Friday, January 27, 2012

Spicy Mac 'n Cheese: American Desi

Today I was contacted by a reporter affiliated with Public Radio International. She wanted to find out my views about the Indian diaspora in the U.S.--how issues of class and caste continue here long after we have adopted a new homeland. While the weighty topic deserves its own time in the sun, her question reminded me about how little time I spend every day pondering the larger issues. I am an Indian American yet both parts of me are completely fused together. At home, we eat "Indian" food and go "international" (yes, even macaroni and cheese counts) at least as often.

Just about every American I meet for the first time will ask me: "Did you have an arranged marriage?" The answer, No, seems genuinely disappointing to most. Already my husband and I don't fit into easy narratives. Yet our Indianness permeates our lives in many wonderful ways--in the aloo paratha my older daughter claims is her comfort food or the kailas jeevan my younger daughter will use when she burns herself making chocolate chip cookies.

Pondering over the reporter's question made me wonder about the times when my Indian side and my American side show up together and how they resolve themselves, most of the time, without any incident.

One recent episode comes readily to mind. I ran into an Indian friend who lives in the same town as I. Lalitha and I shop at the same desi store. The term desi is often used as an adjective in a slightly derisive tone, and translates loosely to "country bumpkin." In the U.S. it is used to describe pretty much anything of South Asian origin. Lalitha tells me how in a desi store in New Jersey, apparently they had found a snake nested in some exotic produce the store was selling. The story went that the snake bit the man who was fishing around in the box preparing a bag to bring home to his family. In half an hour the guy was dead. Both Lalitha and I knew that the story was probably not entirely accurate--that in its telling and retelling, it was quite possible a few spicy details had been added.

Still Lalitha was rattled enough to approach our own desi store lady and ask her what precautions the store was taking to make sure such an accident doesn't happen here. The incident didn't faze the store owner. "Uska time aaa gaya hoga," (his time must have come) was the response Lalitha managed out of her. "Can you imagine?" Lalitha asked me, taken aback by the answer. Both of us shook our head in indignation. The silent fact left unsaid was that such a thing would have never happened in an "American" store and that the manager would never have replied so callously to a customer's genuine concern.

Yet both Lalitha and I knew exactly where the store owner was coming from. Fatalism is a vital undercurrent of everyday life in India; it's an easy way of coping with life's unexpected challenges. Brushing disasters off as something out of our hands, as His way of making sure things come out even, makes life tolerable.

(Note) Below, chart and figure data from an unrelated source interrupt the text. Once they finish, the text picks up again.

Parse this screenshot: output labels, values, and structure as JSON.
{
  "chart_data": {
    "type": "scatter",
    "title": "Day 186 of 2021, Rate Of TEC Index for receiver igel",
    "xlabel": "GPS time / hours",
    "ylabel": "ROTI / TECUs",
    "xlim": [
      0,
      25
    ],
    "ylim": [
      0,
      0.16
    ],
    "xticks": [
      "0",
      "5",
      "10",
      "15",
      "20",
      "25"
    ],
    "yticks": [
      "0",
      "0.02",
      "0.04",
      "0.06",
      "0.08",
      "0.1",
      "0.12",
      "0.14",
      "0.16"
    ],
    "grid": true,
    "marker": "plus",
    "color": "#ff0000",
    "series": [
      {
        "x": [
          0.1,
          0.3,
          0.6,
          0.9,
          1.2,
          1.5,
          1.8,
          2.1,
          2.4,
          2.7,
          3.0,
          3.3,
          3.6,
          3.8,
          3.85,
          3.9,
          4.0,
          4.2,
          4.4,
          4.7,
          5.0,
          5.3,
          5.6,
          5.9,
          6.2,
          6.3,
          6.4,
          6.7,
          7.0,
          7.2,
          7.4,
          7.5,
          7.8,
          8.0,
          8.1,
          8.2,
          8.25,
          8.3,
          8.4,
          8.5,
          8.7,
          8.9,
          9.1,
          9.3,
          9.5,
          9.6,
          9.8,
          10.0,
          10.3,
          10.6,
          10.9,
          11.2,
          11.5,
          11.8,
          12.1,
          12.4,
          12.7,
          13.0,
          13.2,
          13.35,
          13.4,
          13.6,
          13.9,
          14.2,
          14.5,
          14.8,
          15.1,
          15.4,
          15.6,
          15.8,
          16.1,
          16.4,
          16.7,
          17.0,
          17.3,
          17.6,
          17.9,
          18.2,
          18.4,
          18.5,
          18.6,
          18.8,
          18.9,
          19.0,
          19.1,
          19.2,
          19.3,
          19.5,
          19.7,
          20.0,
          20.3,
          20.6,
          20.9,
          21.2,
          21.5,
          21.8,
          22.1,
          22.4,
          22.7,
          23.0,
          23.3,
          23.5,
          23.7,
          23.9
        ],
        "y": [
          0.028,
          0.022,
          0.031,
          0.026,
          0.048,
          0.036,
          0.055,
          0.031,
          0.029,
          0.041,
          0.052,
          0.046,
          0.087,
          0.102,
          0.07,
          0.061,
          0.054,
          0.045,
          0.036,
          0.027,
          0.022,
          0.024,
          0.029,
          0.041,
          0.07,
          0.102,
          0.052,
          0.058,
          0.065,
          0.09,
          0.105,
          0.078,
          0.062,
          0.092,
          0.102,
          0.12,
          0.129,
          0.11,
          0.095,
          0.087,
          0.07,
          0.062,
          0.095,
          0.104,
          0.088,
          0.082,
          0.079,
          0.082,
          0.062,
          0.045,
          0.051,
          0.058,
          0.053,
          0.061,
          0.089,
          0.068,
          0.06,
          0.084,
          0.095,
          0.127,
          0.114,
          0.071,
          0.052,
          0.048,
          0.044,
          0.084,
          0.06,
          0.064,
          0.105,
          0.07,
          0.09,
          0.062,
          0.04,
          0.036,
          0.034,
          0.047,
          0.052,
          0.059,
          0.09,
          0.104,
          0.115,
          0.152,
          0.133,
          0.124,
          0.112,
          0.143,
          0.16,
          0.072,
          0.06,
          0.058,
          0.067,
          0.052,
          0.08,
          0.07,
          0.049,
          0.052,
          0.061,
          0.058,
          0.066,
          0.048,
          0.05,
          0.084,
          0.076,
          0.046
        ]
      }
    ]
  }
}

In the wonderful book Mumbai Noir, the editor points out that many have wondered how Mumbaites for example, can continue to persevere, to carry on unfazed, even after so many incidents of mass violence and terrorism have taken place in the teeming city. His rationale, that the city is comprised of many "mini cities" each doing its own thing, seems right but doesn't reveal the entire picture in my judgment. What binds Mumbaites together is a sense of a larger purpose, all of us moving together in a crowded suburban local, each a puppet whose strings are controlled by someone else. Fatalism. When a bomb blast goes off, it's not callousness that makes Mumbaites move on, it's an essential survival technique. Uska time aaa gaya hoga, someone says and shakes his head. And everyone moves on.